Nearby is the Torre Glòries (formerly Torre Agbar), a convenient landmark to navigate by. Cora calls it the Tile Tower because although the picture doesn’t capture it, it’s quite colorful.

On the walk to the store we found a cool playground space. Because of course, what you need when on foot is a way to run around more.

Playground near Torre Glòries

The hostel has also let us start acclimating to a smaller space, since the room is basically a hallway width in front of bunk beds 😉

Gràcia

Gràcia is a neighborhood north of the city center. We explored it on our first full day out. It’s got a lot of the classic feel of Barcelona, without as much bustle and traffic as the city center.

A long walk through the neighborhood, and we could easily see ourselves living there. The number of parks around impressed us. In particular we relaxed in Parc de les Aigües. Not only did this have shade and multiple play structures for the kids, it also sported green parrots chattering wherever we went!

A green parrot in Parc de les Aigües

We stopped for food along the way, some basic cured meats. It was there Asher discovered he loves boquerones (anchovies) with vinegar. Really he just gobbles them down! He’s not keen on his pictures being public, but there’s a great video on Facebook if you want to befriend either of us.

As our first full day exploring, we overdid things significantly. The kids were done by about 3/4 of the way through the 5 miles (8 km) of trooping.

El Poblenou

The next neighborhood was El Poblenou, aka the new village. Further east of the city center, it’s out of comfortable walking distance of New Relic’s office in Eixample, but a quick Metro ride away. Learning our lesson from Gràcia, we planned out a much shorter walk.

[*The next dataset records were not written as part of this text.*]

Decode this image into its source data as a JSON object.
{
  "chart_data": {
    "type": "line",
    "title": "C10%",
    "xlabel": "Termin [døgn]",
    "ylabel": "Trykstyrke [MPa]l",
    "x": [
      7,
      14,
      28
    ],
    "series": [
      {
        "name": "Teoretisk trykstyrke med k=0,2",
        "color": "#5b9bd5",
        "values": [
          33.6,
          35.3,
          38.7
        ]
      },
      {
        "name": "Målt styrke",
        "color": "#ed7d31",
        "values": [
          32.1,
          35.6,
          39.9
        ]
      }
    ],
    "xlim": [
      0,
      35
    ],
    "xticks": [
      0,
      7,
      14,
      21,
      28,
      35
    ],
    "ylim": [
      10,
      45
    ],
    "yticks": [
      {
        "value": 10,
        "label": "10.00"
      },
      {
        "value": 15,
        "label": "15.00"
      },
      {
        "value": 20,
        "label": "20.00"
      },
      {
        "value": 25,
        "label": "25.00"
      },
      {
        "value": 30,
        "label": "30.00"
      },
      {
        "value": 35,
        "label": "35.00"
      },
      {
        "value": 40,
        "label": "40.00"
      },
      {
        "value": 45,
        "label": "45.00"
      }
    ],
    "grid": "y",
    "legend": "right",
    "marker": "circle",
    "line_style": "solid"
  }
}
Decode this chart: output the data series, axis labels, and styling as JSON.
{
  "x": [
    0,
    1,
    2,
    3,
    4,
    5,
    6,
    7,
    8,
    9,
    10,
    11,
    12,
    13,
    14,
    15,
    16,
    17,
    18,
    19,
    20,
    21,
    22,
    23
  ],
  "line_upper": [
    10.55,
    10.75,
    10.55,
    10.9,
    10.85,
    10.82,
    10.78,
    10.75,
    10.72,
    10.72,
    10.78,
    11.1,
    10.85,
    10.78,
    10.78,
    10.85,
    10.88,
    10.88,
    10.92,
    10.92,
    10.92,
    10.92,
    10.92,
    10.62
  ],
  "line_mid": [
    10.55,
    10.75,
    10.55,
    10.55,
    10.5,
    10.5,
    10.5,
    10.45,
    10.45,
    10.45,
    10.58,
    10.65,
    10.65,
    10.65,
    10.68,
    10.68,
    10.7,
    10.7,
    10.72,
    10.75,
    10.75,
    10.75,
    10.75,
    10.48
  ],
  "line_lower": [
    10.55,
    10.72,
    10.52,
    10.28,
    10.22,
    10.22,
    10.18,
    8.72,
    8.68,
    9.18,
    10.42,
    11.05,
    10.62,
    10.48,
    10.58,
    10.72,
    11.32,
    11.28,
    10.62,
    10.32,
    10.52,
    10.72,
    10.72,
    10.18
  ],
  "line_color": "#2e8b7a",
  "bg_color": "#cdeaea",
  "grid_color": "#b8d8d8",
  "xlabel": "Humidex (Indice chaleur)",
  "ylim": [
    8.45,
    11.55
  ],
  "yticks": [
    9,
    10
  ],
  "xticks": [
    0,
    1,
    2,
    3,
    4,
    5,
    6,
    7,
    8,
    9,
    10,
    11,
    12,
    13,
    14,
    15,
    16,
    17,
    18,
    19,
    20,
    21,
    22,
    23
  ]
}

Poblenou definitely maintains the feeling of a smaller village in the big city. We walked down the lovely Rambla del Poblenou, a calmer alternative to the larger Les Ramblas in central Barcelona. One flat we’d seen online was right on the ramble, and it was easy to imagine ourselves living there.

Cora en la Rambla

“That is hard work for me to hold it that long.”-Coraline

El Poblenou’s other big attraction is the beach. The Rambla runs right down to the Mediterranean sand, a mere 5-10 minute walk.

The kids absolutely loved the beach. The water was cool, but comfortable to play in for a long time. Such a change from the Oregon coast! It also afforded our first major sunburn of the trip.

Eixample

In the latter half of the week we dropped in at New Relic’s Barcelona office to say hello and check out the area right next door. Emerging from the Metro, Amber immediately ooh-and-aah’d at the surroundings. This was all the charm, architecture, and urban feel she’d been imagining in Barcelona.

This being our third neighborhood exploration, we tightened up the routine. Basically we were sold already, so we just visited DelaCrem, an exceptional gelato shop our friend Aitor had recommended (heartily agreed!) The only question with Eixample is whether finding the size and noise profile we want in the hub of the city.

“Ew, tourists”

Bussing from Eixample home proved a good plan. Although I find it less direct than the Metro, it helps the kids engage more seeing the city versus cruising through dark tunnels.

Three Neighborhoods, No Answers Yet

This week has yielded a better feel for our new city. All the neighborhoods we visited definitely met the criteria we’re looking for… now to visit some flats and actually find a place to live!